Zhou, a former member of the powerful nine-member Politburo Standing Committee, also was expelled from the Communist Party, making him the most senior figure to be snared in President Xi Jinping's anti-corruption crackdown.
The square-jawed, granite-faced Zhou is the highest-level official to be prosecuted since the 1981 treason trial of Mao Zedong's wife and other members of the "Gang of Four" who persecuted political opponents during the 1966-76 Cultural Revolution.
He had been under investigation for "severe disciplinary violations" — a phrase is usually used to describe corruption — since July and presumably had been detained by party investigators months earlier. He had not been seen publicly since October 2013.

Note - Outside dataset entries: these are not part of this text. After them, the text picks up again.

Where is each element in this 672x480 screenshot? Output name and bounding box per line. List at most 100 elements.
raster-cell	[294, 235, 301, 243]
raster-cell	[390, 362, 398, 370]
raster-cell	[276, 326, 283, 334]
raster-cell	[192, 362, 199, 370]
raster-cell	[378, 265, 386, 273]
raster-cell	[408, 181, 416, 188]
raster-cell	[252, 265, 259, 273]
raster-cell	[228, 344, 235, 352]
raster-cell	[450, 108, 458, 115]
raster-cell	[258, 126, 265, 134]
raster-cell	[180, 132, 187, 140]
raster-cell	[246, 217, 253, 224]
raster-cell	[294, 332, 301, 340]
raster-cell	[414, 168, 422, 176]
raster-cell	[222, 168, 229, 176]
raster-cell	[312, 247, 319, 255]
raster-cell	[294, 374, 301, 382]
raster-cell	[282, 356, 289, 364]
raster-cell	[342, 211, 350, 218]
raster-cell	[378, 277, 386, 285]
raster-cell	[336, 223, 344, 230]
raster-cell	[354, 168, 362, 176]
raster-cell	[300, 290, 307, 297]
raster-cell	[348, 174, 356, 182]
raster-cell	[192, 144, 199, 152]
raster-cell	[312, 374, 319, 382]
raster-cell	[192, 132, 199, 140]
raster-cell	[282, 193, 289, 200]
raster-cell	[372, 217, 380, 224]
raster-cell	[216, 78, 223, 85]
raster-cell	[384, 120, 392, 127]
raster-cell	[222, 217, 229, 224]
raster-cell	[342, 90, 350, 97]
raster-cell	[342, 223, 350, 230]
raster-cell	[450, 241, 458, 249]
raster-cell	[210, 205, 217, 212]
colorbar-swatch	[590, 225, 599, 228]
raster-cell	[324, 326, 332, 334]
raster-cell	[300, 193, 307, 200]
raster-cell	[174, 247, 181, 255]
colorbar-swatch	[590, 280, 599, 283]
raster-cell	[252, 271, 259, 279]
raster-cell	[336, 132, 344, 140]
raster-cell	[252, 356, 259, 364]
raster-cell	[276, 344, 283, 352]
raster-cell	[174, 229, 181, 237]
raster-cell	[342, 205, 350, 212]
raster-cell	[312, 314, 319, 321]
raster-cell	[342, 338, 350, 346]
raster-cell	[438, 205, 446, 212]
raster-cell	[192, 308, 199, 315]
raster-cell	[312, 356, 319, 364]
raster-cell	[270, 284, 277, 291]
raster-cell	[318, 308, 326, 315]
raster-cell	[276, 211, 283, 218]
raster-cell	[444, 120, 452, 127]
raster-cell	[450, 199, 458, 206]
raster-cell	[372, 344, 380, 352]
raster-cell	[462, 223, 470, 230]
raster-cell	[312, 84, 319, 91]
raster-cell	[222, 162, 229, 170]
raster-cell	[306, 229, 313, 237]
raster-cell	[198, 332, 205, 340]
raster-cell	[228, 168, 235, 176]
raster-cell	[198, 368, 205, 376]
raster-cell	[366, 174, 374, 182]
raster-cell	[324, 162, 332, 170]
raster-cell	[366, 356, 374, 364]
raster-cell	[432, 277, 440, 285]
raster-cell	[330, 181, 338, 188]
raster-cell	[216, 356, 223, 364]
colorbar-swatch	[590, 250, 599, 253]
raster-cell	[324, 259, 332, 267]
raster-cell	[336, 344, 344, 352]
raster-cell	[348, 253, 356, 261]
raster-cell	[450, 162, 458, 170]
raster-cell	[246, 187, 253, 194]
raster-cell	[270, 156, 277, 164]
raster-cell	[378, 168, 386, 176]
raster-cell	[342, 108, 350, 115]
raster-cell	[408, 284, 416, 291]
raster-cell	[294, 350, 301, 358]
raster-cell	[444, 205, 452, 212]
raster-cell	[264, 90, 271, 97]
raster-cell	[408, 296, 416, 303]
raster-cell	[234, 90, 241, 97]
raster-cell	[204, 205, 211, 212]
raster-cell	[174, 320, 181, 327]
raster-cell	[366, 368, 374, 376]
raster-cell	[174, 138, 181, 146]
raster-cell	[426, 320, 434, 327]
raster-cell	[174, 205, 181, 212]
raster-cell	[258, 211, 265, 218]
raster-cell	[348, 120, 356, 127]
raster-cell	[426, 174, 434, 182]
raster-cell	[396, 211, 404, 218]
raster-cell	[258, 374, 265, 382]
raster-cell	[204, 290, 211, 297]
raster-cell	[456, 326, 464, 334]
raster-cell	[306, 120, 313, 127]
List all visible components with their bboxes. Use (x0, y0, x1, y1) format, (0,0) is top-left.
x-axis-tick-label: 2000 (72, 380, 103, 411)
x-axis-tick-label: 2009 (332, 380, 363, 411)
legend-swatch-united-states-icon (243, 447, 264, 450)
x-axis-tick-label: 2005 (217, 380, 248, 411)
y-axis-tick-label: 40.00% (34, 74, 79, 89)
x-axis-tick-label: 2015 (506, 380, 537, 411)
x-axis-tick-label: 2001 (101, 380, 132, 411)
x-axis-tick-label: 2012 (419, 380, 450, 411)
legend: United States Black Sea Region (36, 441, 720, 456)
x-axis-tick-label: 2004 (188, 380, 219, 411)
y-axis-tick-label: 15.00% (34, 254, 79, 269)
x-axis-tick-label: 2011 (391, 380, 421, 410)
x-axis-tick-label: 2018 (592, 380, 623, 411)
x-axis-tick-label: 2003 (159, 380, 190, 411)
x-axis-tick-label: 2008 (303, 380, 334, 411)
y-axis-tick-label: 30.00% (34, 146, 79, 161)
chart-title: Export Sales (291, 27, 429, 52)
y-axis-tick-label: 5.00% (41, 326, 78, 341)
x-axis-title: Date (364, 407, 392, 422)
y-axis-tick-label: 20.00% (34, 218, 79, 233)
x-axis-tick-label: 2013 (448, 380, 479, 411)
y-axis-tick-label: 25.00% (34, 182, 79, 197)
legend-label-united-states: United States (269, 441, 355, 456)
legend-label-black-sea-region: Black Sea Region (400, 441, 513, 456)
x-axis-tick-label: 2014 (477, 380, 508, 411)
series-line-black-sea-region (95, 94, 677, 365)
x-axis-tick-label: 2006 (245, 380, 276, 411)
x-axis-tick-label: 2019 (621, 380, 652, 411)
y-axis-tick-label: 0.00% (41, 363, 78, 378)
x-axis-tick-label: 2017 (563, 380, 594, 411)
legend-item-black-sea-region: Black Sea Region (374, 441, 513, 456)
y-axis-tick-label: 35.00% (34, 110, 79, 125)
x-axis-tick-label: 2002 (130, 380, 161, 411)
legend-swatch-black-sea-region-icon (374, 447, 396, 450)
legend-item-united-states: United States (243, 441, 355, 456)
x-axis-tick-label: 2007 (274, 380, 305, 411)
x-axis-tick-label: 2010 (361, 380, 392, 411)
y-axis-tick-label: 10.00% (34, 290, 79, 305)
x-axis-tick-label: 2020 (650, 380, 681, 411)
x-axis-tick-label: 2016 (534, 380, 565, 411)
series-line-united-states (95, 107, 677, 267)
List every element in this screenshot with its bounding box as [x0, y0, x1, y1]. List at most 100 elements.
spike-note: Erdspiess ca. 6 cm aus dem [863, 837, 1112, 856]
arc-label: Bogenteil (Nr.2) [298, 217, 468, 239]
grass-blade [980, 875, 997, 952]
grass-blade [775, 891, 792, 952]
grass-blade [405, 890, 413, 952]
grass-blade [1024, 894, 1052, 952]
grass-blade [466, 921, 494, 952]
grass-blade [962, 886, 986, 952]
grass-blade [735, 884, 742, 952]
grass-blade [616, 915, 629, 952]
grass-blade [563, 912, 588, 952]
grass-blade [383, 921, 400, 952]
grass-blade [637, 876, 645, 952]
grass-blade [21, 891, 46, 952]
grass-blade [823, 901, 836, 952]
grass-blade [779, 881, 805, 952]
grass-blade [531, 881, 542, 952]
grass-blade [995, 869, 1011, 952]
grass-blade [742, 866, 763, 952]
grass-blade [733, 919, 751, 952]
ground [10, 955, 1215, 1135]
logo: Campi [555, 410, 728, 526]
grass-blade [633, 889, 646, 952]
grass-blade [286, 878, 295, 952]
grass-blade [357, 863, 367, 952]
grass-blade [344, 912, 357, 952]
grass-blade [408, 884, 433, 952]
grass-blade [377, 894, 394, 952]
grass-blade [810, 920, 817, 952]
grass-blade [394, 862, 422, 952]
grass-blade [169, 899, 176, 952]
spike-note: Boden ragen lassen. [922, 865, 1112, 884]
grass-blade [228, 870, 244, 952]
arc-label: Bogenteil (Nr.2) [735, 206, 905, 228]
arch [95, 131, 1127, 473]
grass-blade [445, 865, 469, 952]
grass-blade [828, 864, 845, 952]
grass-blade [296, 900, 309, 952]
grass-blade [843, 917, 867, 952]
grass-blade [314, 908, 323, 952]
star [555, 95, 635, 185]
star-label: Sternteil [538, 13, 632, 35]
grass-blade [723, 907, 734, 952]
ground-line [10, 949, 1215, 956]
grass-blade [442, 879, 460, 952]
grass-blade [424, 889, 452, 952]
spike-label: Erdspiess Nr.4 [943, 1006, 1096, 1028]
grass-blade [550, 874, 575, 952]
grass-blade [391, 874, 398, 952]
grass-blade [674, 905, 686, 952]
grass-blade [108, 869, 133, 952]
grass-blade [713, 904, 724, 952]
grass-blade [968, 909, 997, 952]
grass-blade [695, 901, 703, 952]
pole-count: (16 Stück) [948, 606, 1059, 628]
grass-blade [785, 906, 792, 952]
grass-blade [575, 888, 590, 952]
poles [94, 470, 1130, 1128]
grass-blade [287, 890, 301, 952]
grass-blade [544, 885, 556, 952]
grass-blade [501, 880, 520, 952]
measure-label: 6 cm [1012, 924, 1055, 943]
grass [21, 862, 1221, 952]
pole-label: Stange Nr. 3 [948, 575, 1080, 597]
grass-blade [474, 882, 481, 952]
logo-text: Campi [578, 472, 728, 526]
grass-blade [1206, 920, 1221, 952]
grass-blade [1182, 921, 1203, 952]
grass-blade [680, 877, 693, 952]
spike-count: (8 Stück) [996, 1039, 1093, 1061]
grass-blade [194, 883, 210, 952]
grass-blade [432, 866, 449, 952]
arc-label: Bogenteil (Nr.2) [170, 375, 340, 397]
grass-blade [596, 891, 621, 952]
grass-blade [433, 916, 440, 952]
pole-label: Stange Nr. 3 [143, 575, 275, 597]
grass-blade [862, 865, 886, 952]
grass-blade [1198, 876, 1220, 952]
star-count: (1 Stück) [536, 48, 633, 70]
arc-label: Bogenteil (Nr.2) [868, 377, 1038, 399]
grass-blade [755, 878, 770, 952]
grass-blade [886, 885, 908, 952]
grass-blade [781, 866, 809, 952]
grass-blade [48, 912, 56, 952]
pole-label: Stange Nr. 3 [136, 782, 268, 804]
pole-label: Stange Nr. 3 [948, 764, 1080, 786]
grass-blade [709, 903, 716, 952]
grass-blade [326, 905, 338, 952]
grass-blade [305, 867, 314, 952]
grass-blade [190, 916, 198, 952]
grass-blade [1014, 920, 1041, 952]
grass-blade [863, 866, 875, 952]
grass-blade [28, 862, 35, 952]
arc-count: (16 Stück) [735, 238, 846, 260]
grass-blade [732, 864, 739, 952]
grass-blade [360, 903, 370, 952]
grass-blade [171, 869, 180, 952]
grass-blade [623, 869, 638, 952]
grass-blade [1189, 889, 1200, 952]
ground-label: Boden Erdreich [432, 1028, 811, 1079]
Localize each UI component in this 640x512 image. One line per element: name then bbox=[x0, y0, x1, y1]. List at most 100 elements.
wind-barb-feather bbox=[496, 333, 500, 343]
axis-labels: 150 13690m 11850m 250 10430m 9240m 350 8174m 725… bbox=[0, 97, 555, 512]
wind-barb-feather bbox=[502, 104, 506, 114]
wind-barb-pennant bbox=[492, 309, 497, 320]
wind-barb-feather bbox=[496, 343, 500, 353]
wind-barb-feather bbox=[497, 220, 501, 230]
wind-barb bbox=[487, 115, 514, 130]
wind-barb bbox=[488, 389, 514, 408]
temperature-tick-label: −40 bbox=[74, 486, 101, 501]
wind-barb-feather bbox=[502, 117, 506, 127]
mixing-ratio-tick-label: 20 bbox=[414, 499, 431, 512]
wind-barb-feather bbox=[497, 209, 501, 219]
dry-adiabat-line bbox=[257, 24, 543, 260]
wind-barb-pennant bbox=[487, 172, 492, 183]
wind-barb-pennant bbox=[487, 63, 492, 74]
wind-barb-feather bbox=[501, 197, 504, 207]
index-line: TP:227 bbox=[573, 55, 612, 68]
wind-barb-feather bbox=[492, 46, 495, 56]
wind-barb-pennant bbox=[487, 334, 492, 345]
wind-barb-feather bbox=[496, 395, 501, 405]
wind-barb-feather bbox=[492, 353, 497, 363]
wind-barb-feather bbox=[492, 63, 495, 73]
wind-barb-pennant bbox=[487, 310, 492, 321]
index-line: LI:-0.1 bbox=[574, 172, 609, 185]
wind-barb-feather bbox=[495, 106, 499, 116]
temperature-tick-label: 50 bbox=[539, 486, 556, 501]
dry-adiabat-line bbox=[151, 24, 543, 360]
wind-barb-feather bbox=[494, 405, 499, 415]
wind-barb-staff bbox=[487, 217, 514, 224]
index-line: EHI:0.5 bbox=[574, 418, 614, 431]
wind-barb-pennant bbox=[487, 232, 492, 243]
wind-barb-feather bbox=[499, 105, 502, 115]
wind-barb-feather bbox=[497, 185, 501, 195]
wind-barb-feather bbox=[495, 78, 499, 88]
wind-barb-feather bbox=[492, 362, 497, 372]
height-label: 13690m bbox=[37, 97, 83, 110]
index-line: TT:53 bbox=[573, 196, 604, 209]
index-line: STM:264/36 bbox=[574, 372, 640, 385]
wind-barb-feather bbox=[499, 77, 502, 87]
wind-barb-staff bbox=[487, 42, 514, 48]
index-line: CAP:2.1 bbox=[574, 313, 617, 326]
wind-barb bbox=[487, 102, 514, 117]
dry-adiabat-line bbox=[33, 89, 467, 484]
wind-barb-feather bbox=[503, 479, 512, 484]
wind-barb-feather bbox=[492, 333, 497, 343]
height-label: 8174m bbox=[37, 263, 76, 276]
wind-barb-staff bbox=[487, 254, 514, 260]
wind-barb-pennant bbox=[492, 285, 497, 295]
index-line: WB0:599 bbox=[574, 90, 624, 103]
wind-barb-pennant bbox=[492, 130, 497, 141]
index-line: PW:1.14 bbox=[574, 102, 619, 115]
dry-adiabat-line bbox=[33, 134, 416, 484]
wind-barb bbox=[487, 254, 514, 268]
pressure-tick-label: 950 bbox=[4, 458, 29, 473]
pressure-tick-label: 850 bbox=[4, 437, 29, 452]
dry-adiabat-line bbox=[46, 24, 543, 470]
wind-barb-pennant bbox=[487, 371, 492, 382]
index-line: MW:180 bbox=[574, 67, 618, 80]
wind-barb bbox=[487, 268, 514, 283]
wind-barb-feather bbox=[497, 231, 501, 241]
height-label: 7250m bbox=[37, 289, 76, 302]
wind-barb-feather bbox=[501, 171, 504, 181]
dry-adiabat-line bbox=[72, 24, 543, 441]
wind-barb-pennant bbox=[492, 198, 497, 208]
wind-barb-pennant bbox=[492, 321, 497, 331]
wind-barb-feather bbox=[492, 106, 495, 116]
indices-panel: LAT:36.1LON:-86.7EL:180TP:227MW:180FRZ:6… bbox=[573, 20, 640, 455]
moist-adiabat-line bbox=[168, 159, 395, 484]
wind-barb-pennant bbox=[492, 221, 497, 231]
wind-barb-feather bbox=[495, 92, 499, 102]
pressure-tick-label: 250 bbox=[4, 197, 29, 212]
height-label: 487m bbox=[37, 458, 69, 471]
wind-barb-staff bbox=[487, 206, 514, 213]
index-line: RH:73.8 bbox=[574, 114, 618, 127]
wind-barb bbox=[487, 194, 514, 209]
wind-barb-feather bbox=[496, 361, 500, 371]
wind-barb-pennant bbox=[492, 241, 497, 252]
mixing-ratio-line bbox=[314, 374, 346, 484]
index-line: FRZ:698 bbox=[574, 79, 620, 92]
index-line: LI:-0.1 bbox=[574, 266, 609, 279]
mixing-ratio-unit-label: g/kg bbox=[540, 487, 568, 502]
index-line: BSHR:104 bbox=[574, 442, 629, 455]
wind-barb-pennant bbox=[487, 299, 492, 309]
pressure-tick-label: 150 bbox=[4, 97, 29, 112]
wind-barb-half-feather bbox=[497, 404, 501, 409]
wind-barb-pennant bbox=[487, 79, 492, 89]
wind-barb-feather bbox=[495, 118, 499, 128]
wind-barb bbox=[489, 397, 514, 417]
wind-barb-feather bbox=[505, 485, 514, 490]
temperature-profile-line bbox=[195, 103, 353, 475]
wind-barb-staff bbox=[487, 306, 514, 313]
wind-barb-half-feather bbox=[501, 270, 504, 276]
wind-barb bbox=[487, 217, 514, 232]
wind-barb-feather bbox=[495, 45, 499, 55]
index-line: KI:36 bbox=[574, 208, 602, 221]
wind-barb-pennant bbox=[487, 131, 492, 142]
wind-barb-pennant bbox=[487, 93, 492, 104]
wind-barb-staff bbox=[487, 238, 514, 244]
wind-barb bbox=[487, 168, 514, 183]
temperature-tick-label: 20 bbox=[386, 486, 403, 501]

"He abused his power to help relatives, mistresses and friends make huge profits from operating businesses, resulting in serious losses of state-owned assets," Xinhua said in its report published shortly after midnight.
The decision to expel Zhou was made Friday after attendees at a meeting of the Political Bureau of the party's Central Committee deliberated over an investigation report on Zhou, who was in charge of China's massive domestic security apparatus before his retirement in 2012.
Prosecutors then announced his formal arrest and opened a criminal case against him early Saturday.
The investigation found that Zhou had "seriously violated the Party's political, organizational and confidentiality discipline," the report said."Zhou leaked the Party's and country's secrets," the report went on to say, without revealing what he might have leaked, or to whom. "He seriously violated self-disciplinary regulations and accepted a large amount of money and properties personally and through his family. Zhou committed adultery with a number of women and traded his power for sex and money."
Zhou was considered by many observers and political experts to have been a key rival to Xi. By targeting Zhou, Xi showed the considerable power he has amassed since he took the helm of the party in November 2012.
Former members of the powerful Politburo Standing Committee had long been considered off-limits for prosecution in an unwritten rule aimed at preserving party unity. But Xi vowed to go after both low- and high-level officials in his campaign to purge the party of corruption and other wrongdoing that have undermined its legitimacy in the public eye.
"What Zhou did completely deviated from the Party's nature and mission, and seriously violated Party discipline. His behaviors badly undermined the reputation of the Party, significantly damaged the cause of the Party and the people, and have yielded serious consequences," the report said.
Zhou was once perceived as untouchable, with expansive patronage networks covering the sprawling southwestern province of Sichuan where he was once party boss and controlled the state oil sector, police and courts.
More significantly, as China's security chief, he oversaw the country's domestic spy agencies, a position that afforded him access to information on other high-ranking politicians who might pose a threat to him.Zhou was born the son of an eel fisherman in a little-known eastern village, the eldest of three boys and the only one to attend university, from which he graduated as an engineer, according to financial news magazine Caixin.
He spent the early part of his career in the oil sector, rising through the ranks over several decades to become the general manager of China National Petroleum Corp., one of the world's biggest energy companies, in 1996.
He then served as party chief of Sichuan province between 1999 and 2002, and became a Politburo Standing Committee member and the national security chief in 2007.